I am so very proud of my nephew Patrick--pictured on the right in the photo collage above--who participated on Sunday, May 17th, 2015, in the first-ever "Tunnel to Towers Tower Climb."  He and another 999 participants climbed over approximately 2,000 steps to go 90 stories high in the new One World Trade Center in Manhattan, New York, that was built to replace the Twin Towers that were attacked and destroyed on 9-11-2001.  The participants were from 26 states and four countries, male and female, firefighters, military members, friends and family members of fallen first responders, among others.  My nephew was honoring his father, my brother, who was a New York City firefighter for almost 30 years. The Tunnel to Towers Foundation was formed to honor Stephen Stiller, one of the 343 firefighters who lost their lives on 9-11.  His heroic story can be read on this link.

Captain Billy Burke. photo source.

The Tower Climb was also in memory of firefighter Captain Billy Burke, who lost his life on the 27th floor of Tower One, as he was helping two trapped men, one of whom was in a wheelchair, trying to escape the burning building.  Tower Two had already collapsed and Tower One was soon going to do the same, but Capetian Burke told the other firefighters to leave, as he would stay with the men on the stairs.  His last words were: " Keep going, I'm right behind you."  Captain Burke's sister came from Florida to do the climb--you can read her story and see a video of how she trained for the climb on this link.


Building For America's Bravest video can also be watched on this link.

To participate in this event my nephew had to pay an entrance fee and he also fundraised to support the foundation "Building For America's Bravest" that builds smart homes" for catastrophically wounded soldiers, most who are double, triple and even quadruple amputees. The smart homes allow amputees to be able to live as normally as possible with their injuries. One such veteran, Army Sgt. Bryan Dilberian, a triple amputee, who lost both legs and his left arm, when he stepped on an IED in Afghanistan in 2011,  joined in the Tower Climb today, climbing up the stairs on his prostheses! You can see a short video interview with him and read his story on this link. My nephew was very inspired when he saw Bryan climbing the stairs, and when he saw him complete the task!


Patrick has made my family proud before, as he is also a brave mountain climber when he is not teaching high school language arts classes, and being a loving husband and father of two daughters. I blogged about his ascent to the top of Mt. Kilimanjaro on this post.  He has since climbed Mt.
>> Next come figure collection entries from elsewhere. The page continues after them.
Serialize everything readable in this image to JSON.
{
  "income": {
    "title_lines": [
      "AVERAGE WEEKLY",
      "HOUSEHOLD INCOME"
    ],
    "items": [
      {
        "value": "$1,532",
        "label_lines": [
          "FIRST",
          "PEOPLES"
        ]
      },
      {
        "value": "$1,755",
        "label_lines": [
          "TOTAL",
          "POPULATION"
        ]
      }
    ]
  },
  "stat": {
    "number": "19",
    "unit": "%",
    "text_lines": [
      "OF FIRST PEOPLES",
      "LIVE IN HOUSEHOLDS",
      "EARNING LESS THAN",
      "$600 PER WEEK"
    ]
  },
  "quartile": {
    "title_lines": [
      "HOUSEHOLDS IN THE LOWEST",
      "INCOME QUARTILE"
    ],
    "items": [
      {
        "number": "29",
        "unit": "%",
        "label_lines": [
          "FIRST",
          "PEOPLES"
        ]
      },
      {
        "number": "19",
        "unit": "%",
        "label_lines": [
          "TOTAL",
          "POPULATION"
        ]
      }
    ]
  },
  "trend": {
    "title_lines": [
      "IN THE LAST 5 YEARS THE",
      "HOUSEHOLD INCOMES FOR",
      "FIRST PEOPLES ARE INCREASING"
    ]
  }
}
Rainier, and Mt. Washington. He also entered the Tower To Tunnel race last year but a last-minute injury prevented his run.  Never-the-less, the money he raised for that event went towards the Tower to Tunnel Foundations' many wonderful charity causes.  Patrick made the 2,000 plus step Tower Climb climb in 27:28 minutes, accomplishing his goal of doing it in under 30 minutes. Patrick, you are a true hero among heroes!  We are so proud of your accomplishments!


If you would like to donate for this very worthy cause, Building For America's Bravestyou can do so on this link. These men gave so much and deserve our support to help live the rest of their lives as functionally as possible in a handicap accessible home of their own. The waiting list for such a home is so long--please consider helping these true heroes.